Bis zum Museo Ebraico di Venezia, dem jüdischen Museum von Venedig, sind es nur noch ein paar Schritte. Es ist ruhig auf dem Campo di Ghetto Nuovo. Hierhin verirren sich nur wenige Touristen. In einem kleinen Restaurant werden preiswerte Pizzen und Panzerotti in Käsesoße serviert. In den Fenstern der Andenkenläden stehen Klezmer-Bands aus garantiert echtem Murano-Glas und fröhlich grinsende Rabbi-Figuren

Im Museum hat die Autorin das nötige Hintergrundmaterial für ihr Buch gefunden. Sie hat sich mit der Geschichte des Holocaust und mit den Mechanismen des Faschismus auseinandergesetzt. „Ich sehe Parallelen zu der heutigen politischen Entwicklung in Amerika“, sagt sie, und das mache ihr große Angst.

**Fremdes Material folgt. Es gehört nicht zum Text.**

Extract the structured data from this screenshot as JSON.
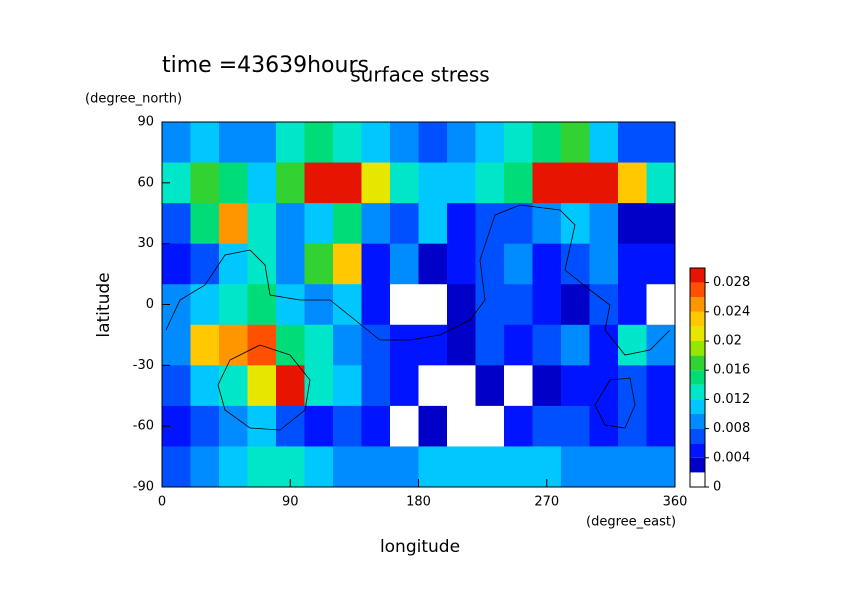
{
  "chart_data": {
    "type": "contour",
    "title": "surface stress",
    "subtitle": "time =43639hours",
    "xlabel": "longitude",
    "xunit": "(degree_east)",
    "ylabel": "latitude",
    "yunit": "(degree_north)",
    "xlim": [
      0,
      360
    ],
    "xticks": [
      0,
      90,
      180,
      270,
      360
    ],
    "ylim": [
      -90,
      90
    ],
    "yticks": [
      -90,
      -60,
      -30,
      0,
      30,
      60,
      90
    ],
    "lon": [
      10,
      30,
      50,
      70,
      90,
      110,
      130,
      150,
      170,
      190,
      210,
      230,
      250,
      270,
      290,
      310,
      330,
      350
    ],
    "lat": [
      80,
      60,
      40,
      20,
      0,
      -20,
      -40,
      -60,
      -80
    ],
    "values": [
      [
        0.008,
        0.01,
        0.008,
        0.008,
        0.012,
        0.014,
        0.012,
        0.01,
        0.008,
        0.006,
        0.008,
        0.01,
        0.012,
        0.014,
        0.016,
        0.01,
        0.006,
        0.006
      ],
      [
        0.012,
        0.016,
        0.014,
        0.01,
        0.016,
        0.03,
        0.03,
        0.02,
        0.012,
        0.01,
        0.01,
        0.012,
        0.014,
        0.03,
        0.03,
        0.03,
        0.022,
        0.012
      ],
      [
        0.006,
        0.014,
        0.024,
        0.012,
        0.008,
        0.01,
        0.014,
        0.008,
        0.006,
        0.01,
        0.004,
        0.006,
        0.006,
        0.008,
        0.01,
        0.008,
        0.002,
        0.002
      ],
      [
        0.004,
        0.006,
        0.01,
        0.012,
        0.008,
        0.016,
        0.022,
        0.004,
        0.008,
        0.002,
        0.004,
        0.006,
        0.008,
        0.004,
        0.006,
        0.008,
        0.004,
        0.004
      ],
      [
        0.008,
        0.01,
        0.012,
        0.014,
        0.01,
        0.008,
        0.01,
        0.004,
        0,
        0,
        0.002,
        0.006,
        0.006,
        0.004,
        0.002,
        0.006,
        0.004,
        0
      ],
      [
        0.008,
        0.022,
        0.024,
        0.026,
        0.014,
        0.012,
        0.008,
        0.006,
        0.004,
        0.004,
        0.002,
        0.006,
        0.004,
        0.006,
        0.008,
        0.004,
        0.012,
        0.008
      ],
      [
        0.006,
        0.01,
        0.012,
        0.02,
        0.028,
        0.012,
        0.01,
        0.006,
        0.004,
        0,
        0,
        0.002,
        0,
        0.002,
        0.004,
        0.004,
        0.006,
        0.004
      ],
      [
        0.004,
        0.006,
        0.008,
        0.01,
        0.006,
        0.004,
        0.006,
        0.004,
        0,
        0.002,
        0,
        0,
        0.004,
        0.006,
        0.006,
        0.004,
        0.006,
        0.004
      ],
      [
        0.006,
        0.008,
        0.01,
        0.012,
        0.012,
        0.01,
        0.008,
        0.008,
        0.008,
        0.01,
        0.01,
        0.01,
        0.01,
        0.01,
        0.008,
        0.008,
        0.008,
        0.008
      ]
    ],
    "levels": [
      0,
      0.002,
      0.004,
      0.006,
      0.008,
      0.01,
      0.012,
      0.014,
      0.016,
      0.018,
      0.02,
      0.022,
      0.024,
      0.026,
      0.028
    ],
    "colors": [
      "#ffffff",
      "#0000c8",
      "#0014ff",
      "#0050ff",
      "#008cff",
      "#00c8ff",
      "#00e6c8",
      "#00dc78",
      "#32d232",
      "#96e600",
      "#e6e600",
      "#ffc800",
      "#ff9600",
      "#ff5000",
      "#e61400"
    ],
    "clim": [
      0,
      0.03
    ],
    "cticks": [
      0,
      0.004,
      0.008,
      0.012,
      0.016,
      0.02,
      0.024,
      0.028
    ]
  }
}
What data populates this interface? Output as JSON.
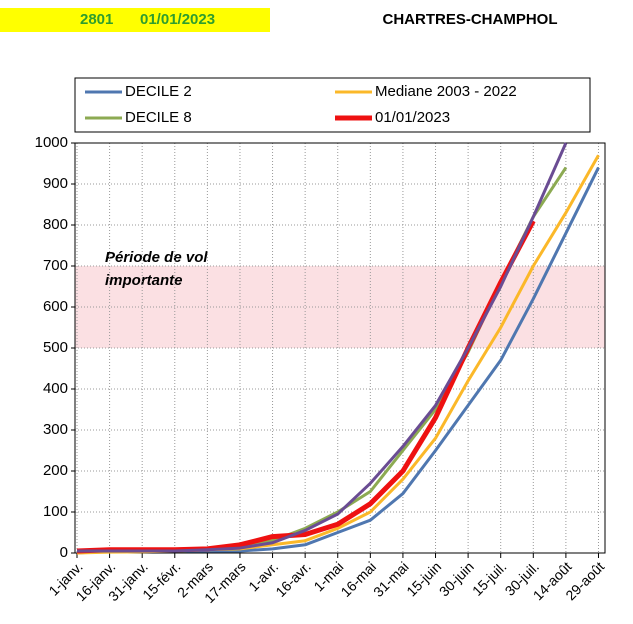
{
  "header": {
    "code": "2801",
    "date": "01/01/2023",
    "station": "CHARTRES-CHAMPHOL"
  },
  "chart_data": {
    "type": "line",
    "xlim": [
      0,
      243
    ],
    "xticks": [
      {
        "value": 0,
        "label": "1-janv."
      },
      {
        "value": 15,
        "label": "16-janv."
      },
      {
        "value": 30,
        "label": "31-janv."
      },
      {
        "value": 45,
        "label": "15-févr."
      },
      {
        "value": 60,
        "label": "2-mars"
      },
      {
        "value": 75,
        "label": "17-mars"
      },
      {
        "value": 90,
        "label": "1-avr."
      },
      {
        "value": 105,
        "label": "16-avr."
      },
      {
        "value": 120,
        "label": "1-mai"
      },
      {
        "value": 135,
        "label": "16-mai"
      },
      {
        "value": 150,
        "label": "31-mai"
      },
      {
        "value": 165,
        "label": "15-juin"
      },
      {
        "value": 180,
        "label": "30-juin"
      },
      {
        "value": 195,
        "label": "15-juil."
      },
      {
        "value": 210,
        "label": "30-juil."
      },
      {
        "value": 225,
        "label": "14-août"
      },
      {
        "value": 240,
        "label": "29-août"
      }
    ],
    "ylim": [
      0,
      1000
    ],
    "yticks": [
      0,
      100,
      200,
      300,
      400,
      500,
      600,
      700,
      800,
      900,
      1000
    ],
    "grid": true,
    "band": {
      "from": 500,
      "to": 700,
      "color": "#fbe0e3",
      "label": [
        "Période de vol",
        "importante"
      ]
    },
    "x": [
      0,
      15,
      30,
      45,
      60,
      75,
      90,
      105,
      120,
      135,
      150,
      165,
      180,
      195,
      210,
      225,
      240
    ],
    "series": [
      {
        "name": "DECILE 2",
        "color": "#4f77b0",
        "width": 3,
        "values": [
          0,
          5,
          5,
          5,
          5,
          5,
          10,
          20,
          50,
          80,
          145,
          250,
          360,
          470,
          620,
          780,
          940
        ]
      },
      {
        "name": "Mediane 2003 - 2022",
        "color": "#fbb829",
        "width": 3,
        "values": [
          0,
          2,
          3,
          5,
          8,
          10,
          20,
          30,
          60,
          100,
          180,
          280,
          420,
          550,
          700,
          830,
          970
        ]
      },
      {
        "name": "DECILE 8",
        "color": "#8caa52",
        "width": 3,
        "values": [
          5,
          5,
          5,
          5,
          8,
          15,
          30,
          60,
          100,
          150,
          250,
          350,
          490,
          660,
          820,
          940,
          null
        ]
      },
      {
        "name": "01/01/2023",
        "color": "#ee1111",
        "width": 5,
        "values": [
          5,
          8,
          8,
          8,
          10,
          20,
          40,
          45,
          70,
          120,
          200,
          330,
          500,
          660,
          810,
          null,
          null
        ]
      },
      {
        "color": "#6a4c93",
        "width": 3,
        "values": [
          5,
          5,
          5,
          5,
          8,
          12,
          25,
          55,
          95,
          170,
          260,
          360,
          500,
          650,
          820,
          1000,
          null
        ]
      }
    ]
  }
}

Auch Donald Trump sei ein Volksverführer, einer, der vor allem Menschen anspräche, die sich von den Politikern getäuscht und verraten fühlten. „Sie sind für ihn, weil sie auf der Verliererseite stehen und glauben, dass er etwas für sie tun wird.“ Was man dagegen tun könne? „Hoffen, dass er nicht gewählt wird.“ Doch das habe schon 1933 in Deutschland nicht funktioniert.

Zu Person und Festival

Tess Gerritsen wurde 1953 im kalifornischen San Diego geboren und hat knapp 30 Kriminalromane veröffentlicht. Ihr neuer Roman heißt „Totenlied“ (Limes, 320 Seiten, 14,99 Euro) und spielt teilweise im Venedig der 1930er Jahre. In Köln liest sie zum „Warm up“ der „Crime Cologne“ am Freitag, 16. 9., 2015 Uhr, in der Mayer’schen Buchhandlung am Kölner Neumarkt.

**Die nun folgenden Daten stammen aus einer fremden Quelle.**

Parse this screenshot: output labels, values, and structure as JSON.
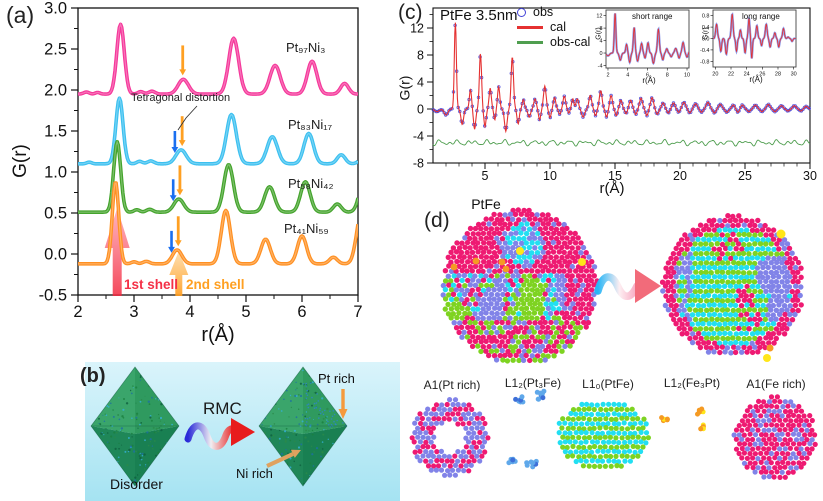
{
  "panels": {
    "a": {
      "tag": "(a)",
      "annotations": [
        {
          "text": "Tetragonal distortion"
        },
        {
          "text": "1st shell",
          "r": 2.7
        },
        {
          "text": "2nd shell",
          "r": 3.8
        }
      ]
    },
    "b": {
      "tag": "(b)",
      "rmc": "RMC",
      "disorder": "Disorder",
      "pt_rich": "Pt rich",
      "ni_rich": "Ni rich"
    },
    "c": {
      "tag": "(c)"
    },
    "d": {
      "tag": "(d)",
      "title": "PtFe",
      "cluster_labels": [
        "A1(Pt rich)",
        "L1₂(Pt₃Fe)",
        "L1₀(PtFe)",
        "L1₂(Fe₃Pt)",
        "A1(Fe rich)"
      ]
    }
  },
  "colors": {
    "pink_curve": "#f5399b",
    "cyan_curve": "#3cc0f0",
    "green_curve": "#44a42c",
    "orange_curve": "#ff9022",
    "obs_blue": "#4444d8",
    "cal_red": "#e53131",
    "diff_green": "#4f9e4f",
    "arrow_blue": "#1a6ff0",
    "arrow_orange": "#ffa022",
    "shell1_red": "#f43047",
    "shell2_orange": "#ffa022",
    "sphere_magenta": "#ee1a72",
    "sphere_periwinkle": "#8183e8",
    "sphere_green": "#7ed321",
    "sphere_cyan": "#22dff2",
    "sphere_orange": "#f59a23",
    "sphere_yellow": "#ffe619",
    "sphere_lightblue": "#5fa8ea",
    "sphere_blue": "#3d6fd8",
    "panel_b_bg_top": "#daf4fb",
    "panel_b_bg_bottom": "#a5e3f2"
  },
  "chart_data": [
    {
      "id": "panel_a",
      "type": "line",
      "title": "",
      "xlabel": "r(Å)",
      "ylabel": "G(r)",
      "xlim": [
        2,
        7
      ],
      "ylim": [
        -0.5,
        3.0
      ],
      "x_ticks": [
        [
          2,
          "2"
        ],
        [
          3,
          "3"
        ],
        [
          4,
          "4"
        ],
        [
          5,
          "5"
        ],
        [
          6,
          "6"
        ],
        [
          7,
          "7"
        ]
      ],
      "y_ticks": [
        [
          3.0,
          "3.0"
        ],
        [
          2.5,
          "2.5"
        ],
        [
          2.0,
          "2.0"
        ],
        [
          1.5,
          "1.5"
        ],
        [
          1.0,
          "1.0"
        ],
        [
          0.5,
          "0.5"
        ],
        [
          0.0,
          "0.0"
        ],
        [
          -0.5,
          "-0.5"
        ]
      ],
      "legend_position": "none",
      "grid": false,
      "series": [
        {
          "name": "Pt₉₇Ni₃",
          "offset": 1.95,
          "color_key": "pink_curve",
          "arrows": {
            "orange": 3.87
          },
          "peaks": [
            [
              2.76,
              0.85,
              0.095
            ],
            [
              2.15,
              0.025,
              0.07
            ],
            [
              2.35,
              0.02,
              0.06
            ],
            [
              3.12,
              0.03,
              0.07
            ],
            [
              3.32,
              0.035,
              0.08
            ],
            [
              3.88,
              0.18,
              0.13
            ],
            [
              4.78,
              0.68,
              0.125
            ],
            [
              5.52,
              0.35,
              0.13
            ],
            [
              6.18,
              0.4,
              0.12
            ],
            [
              6.76,
              0.13,
              0.1
            ]
          ]
        },
        {
          "name": "Pt₈₃Ni₁₇",
          "offset": 1.1,
          "color_key": "cyan_curve",
          "arrows": {
            "blue": 3.73,
            "orange": 3.86
          },
          "peaks": [
            [
              2.74,
              0.8,
              0.09
            ],
            [
              2.2,
              0.02,
              0.06
            ],
            [
              3.1,
              0.03,
              0.07
            ],
            [
              3.3,
              0.035,
              0.08
            ],
            [
              3.84,
              0.17,
              0.13
            ],
            [
              4.74,
              0.6,
              0.125
            ],
            [
              5.47,
              0.33,
              0.13
            ],
            [
              6.12,
              0.37,
              0.12
            ],
            [
              6.7,
              0.11,
              0.1
            ],
            [
              7.2,
              0.35,
              0.13
            ]
          ]
        },
        {
          "name": "Pt₅₈Ni₄₂",
          "offset": 0.51,
          "color_key": "green_curve",
          "arrows": {
            "blue": 3.7,
            "orange": 3.82
          },
          "peaks": [
            [
              2.7,
              0.86,
              0.088
            ],
            [
              3.05,
              0.03,
              0.07
            ],
            [
              3.28,
              0.035,
              0.08
            ],
            [
              3.8,
              0.16,
              0.125
            ],
            [
              4.69,
              0.58,
              0.12
            ],
            [
              5.42,
              0.31,
              0.125
            ],
            [
              6.06,
              0.37,
              0.12
            ],
            [
              6.63,
              0.1,
              0.1
            ],
            [
              7.14,
              0.55,
              0.13
            ]
          ]
        },
        {
          "name": "Pt₄₁Ni₅₉",
          "offset": -0.12,
          "color_key": "orange_curve",
          "arrows": {
            "blue": 3.67,
            "orange": 3.79
          },
          "peaks": [
            [
              2.67,
              1.0,
              0.082
            ],
            [
              3.0,
              0.025,
              0.07
            ],
            [
              3.22,
              0.03,
              0.08
            ],
            [
              3.77,
              0.17,
              0.12
            ],
            [
              4.64,
              0.65,
              0.115
            ],
            [
              5.35,
              0.3,
              0.12
            ],
            [
              6.0,
              0.34,
              0.115
            ],
            [
              6.56,
              0.08,
              0.1
            ],
            [
              7.06,
              0.62,
              0.12
            ]
          ]
        }
      ]
    },
    {
      "id": "panel_c",
      "type": "line",
      "title": "PtFe 3.5nm",
      "xlabel": "r(Å)",
      "ylabel": "G(r)",
      "xlim": [
        1,
        30
      ],
      "ylim": [
        -8.5,
        15.0
      ],
      "x_ticks": [
        [
          5,
          "5"
        ],
        [
          10,
          "10"
        ],
        [
          15,
          "15"
        ],
        [
          20,
          "20"
        ],
        [
          25,
          "25"
        ],
        [
          30,
          "30"
        ]
      ],
      "y_ticks": [
        [
          12,
          "12"
        ],
        [
          8,
          "8"
        ],
        [
          4,
          "4"
        ],
        [
          0,
          "0"
        ],
        [
          -4,
          "-4"
        ],
        [
          -8,
          "-8"
        ]
      ],
      "legend_position": "top-center",
      "series": [
        {
          "name": "obs",
          "type": "scatter",
          "color_key": "obs_blue"
        },
        {
          "name": "cal",
          "type": "line",
          "color_key": "cal_red",
          "peaks": [
            [
              1.3,
              -0.4,
              0.25
            ],
            [
              2.0,
              -0.9,
              0.2
            ],
            [
              2.72,
              12.8,
              0.11
            ],
            [
              3.25,
              -2.3,
              0.14
            ],
            [
              3.88,
              2.8,
              0.12
            ],
            [
              4.2,
              -3.0,
              0.12
            ],
            [
              4.65,
              8.2,
              0.12
            ],
            [
              5.0,
              -2.6,
              0.12
            ],
            [
              5.4,
              3.1,
              0.12
            ],
            [
              5.75,
              -1.6,
              0.1
            ],
            [
              6.05,
              3.3,
              0.12
            ],
            [
              6.6,
              -3.3,
              0.14
            ],
            [
              7.1,
              7.7,
              0.13
            ],
            [
              7.55,
              -2.2,
              0.12
            ],
            [
              7.95,
              1.4,
              0.12
            ],
            [
              8.4,
              -1.2,
              0.14
            ],
            [
              8.85,
              1.5,
              0.14
            ],
            [
              9.2,
              -1.6,
              0.12
            ],
            [
              9.6,
              3.4,
              0.14
            ],
            [
              10.0,
              -1.3,
              0.12
            ],
            [
              10.35,
              1.7,
              0.13
            ],
            [
              10.75,
              -0.8,
              0.12
            ],
            [
              11.1,
              1.9,
              0.14
            ],
            [
              11.45,
              -0.6,
              0.1
            ],
            [
              11.75,
              1.5,
              0.12
            ],
            [
              12.1,
              1.5,
              0.14
            ],
            [
              12.55,
              -1.2,
              0.16
            ],
            [
              13.1,
              2.0,
              0.15
            ],
            [
              13.5,
              -1.0,
              0.12
            ],
            [
              13.9,
              2.7,
              0.15
            ],
            [
              14.35,
              -1.2,
              0.12
            ],
            [
              14.7,
              2.0,
              0.14
            ],
            [
              15.1,
              -1.0,
              0.12
            ],
            [
              15.45,
              1.3,
              0.14
            ],
            [
              15.85,
              -0.7,
              0.12
            ],
            [
              16.2,
              1.3,
              0.15
            ],
            [
              16.6,
              -0.8,
              0.13
            ],
            [
              17.0,
              1.6,
              0.16
            ],
            [
              17.45,
              -1.0,
              0.13
            ],
            [
              17.85,
              1.7,
              0.16
            ],
            [
              18.25,
              -0.8,
              0.14
            ],
            [
              18.7,
              0.9,
              0.16
            ],
            [
              19.1,
              -0.6,
              0.14
            ],
            [
              19.5,
              0.9,
              0.16
            ],
            [
              19.9,
              -0.5,
              0.14
            ],
            [
              20.3,
              1.0,
              0.18
            ],
            [
              20.75,
              -0.6,
              0.15
            ],
            [
              21.2,
              0.8,
              0.18
            ],
            [
              21.65,
              -0.5,
              0.15
            ],
            [
              22.15,
              1.0,
              0.18
            ],
            [
              22.65,
              -0.6,
              0.15
            ],
            [
              23.1,
              0.7,
              0.18
            ],
            [
              23.6,
              -0.5,
              0.16
            ],
            [
              24.1,
              0.6,
              0.16
            ],
            [
              24.45,
              -0.5,
              0.14
            ],
            [
              24.8,
              0.6,
              0.16
            ],
            [
              25.3,
              -0.4,
              0.16
            ],
            [
              25.8,
              0.6,
              0.18
            ],
            [
              26.3,
              -0.4,
              0.16
            ],
            [
              26.8,
              0.7,
              0.18
            ],
            [
              27.3,
              -0.4,
              0.16
            ],
            [
              27.8,
              0.5,
              0.18
            ],
            [
              28.3,
              -0.3,
              0.16
            ],
            [
              28.8,
              0.5,
              0.18
            ],
            [
              29.3,
              -0.3,
              0.16
            ],
            [
              29.7,
              0.4,
              0.18
            ]
          ]
        },
        {
          "name": "obs-cal",
          "type": "line",
          "color_key": "diff_green",
          "offset": -5
        }
      ]
    },
    {
      "id": "inset_short",
      "type": "line",
      "title": "short range",
      "xlabel": "r(Å)",
      "ylabel": "G(r)",
      "xlim": [
        1.8,
        10.2
      ],
      "ylim": [
        -4.8,
        13.8
      ],
      "x_ticks": [
        [
          2,
          "2"
        ],
        [
          4,
          "4"
        ],
        [
          6,
          "6"
        ],
        [
          8,
          "8"
        ],
        [
          10,
          "10"
        ]
      ],
      "y_ticks": [
        [
          12,
          "12"
        ],
        [
          8,
          "8"
        ],
        [
          4,
          "4"
        ],
        [
          0,
          "0"
        ],
        [
          -4,
          "-4"
        ]
      ],
      "series_note": "same obs/cal data as panel_c over 2-10 Å"
    },
    {
      "id": "inset_long",
      "type": "line",
      "title": "long range",
      "xlabel": "r(Å)",
      "ylabel": "G(r)",
      "xlim": [
        19.7,
        30.3
      ],
      "ylim": [
        -1.0,
        1.0
      ],
      "x_ticks": [
        [
          20,
          "20"
        ],
        [
          22,
          "22"
        ],
        [
          24,
          "24"
        ],
        [
          26,
          "26"
        ],
        [
          28,
          "28"
        ],
        [
          30,
          "30"
        ]
      ],
      "y_ticks": [
        [
          0.8,
          "0.8"
        ],
        [
          0.4,
          "0.4"
        ],
        [
          0.0,
          "0.0"
        ],
        [
          -0.4,
          "-0.4"
        ],
        [
          -0.8,
          "-0.8"
        ]
      ],
      "peaks": [
        [
          20.15,
          0.5,
          0.16
        ],
        [
          20.7,
          -0.45,
          0.14
        ],
        [
          21.4,
          -0.55,
          0.16
        ],
        [
          22.15,
          0.85,
          0.16
        ],
        [
          22.7,
          -0.45,
          0.13
        ],
        [
          23.2,
          0.3,
          0.13
        ],
        [
          23.8,
          -0.5,
          0.14
        ],
        [
          24.3,
          0.7,
          0.14
        ],
        [
          24.65,
          -0.7,
          0.12
        ],
        [
          25.3,
          0.45,
          0.15
        ],
        [
          25.9,
          -0.25,
          0.13
        ],
        [
          26.5,
          0.5,
          0.16
        ],
        [
          27.0,
          -0.3,
          0.14
        ],
        [
          27.6,
          0.2,
          0.14
        ],
        [
          28.1,
          -0.3,
          0.14
        ],
        [
          28.7,
          0.35,
          0.16
        ],
        [
          29.3,
          0.05,
          0.14
        ],
        [
          29.8,
          -0.1,
          0.14
        ]
      ]
    }
  ]
}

Das Krimifestival „Crime Cologne“ wird offiziell am Sonntag, 18.9., 20 Uhr, mit einer Galaveranstaltung und der Verleihung des „Crime Cologne Award“ im Café Ludwig im Museum Ludwig eröffnet. In der kommenden Woche werden unter anderem Arne Dahl, Horst Eckert, Kai Meyer und Oliver Bottini lesen.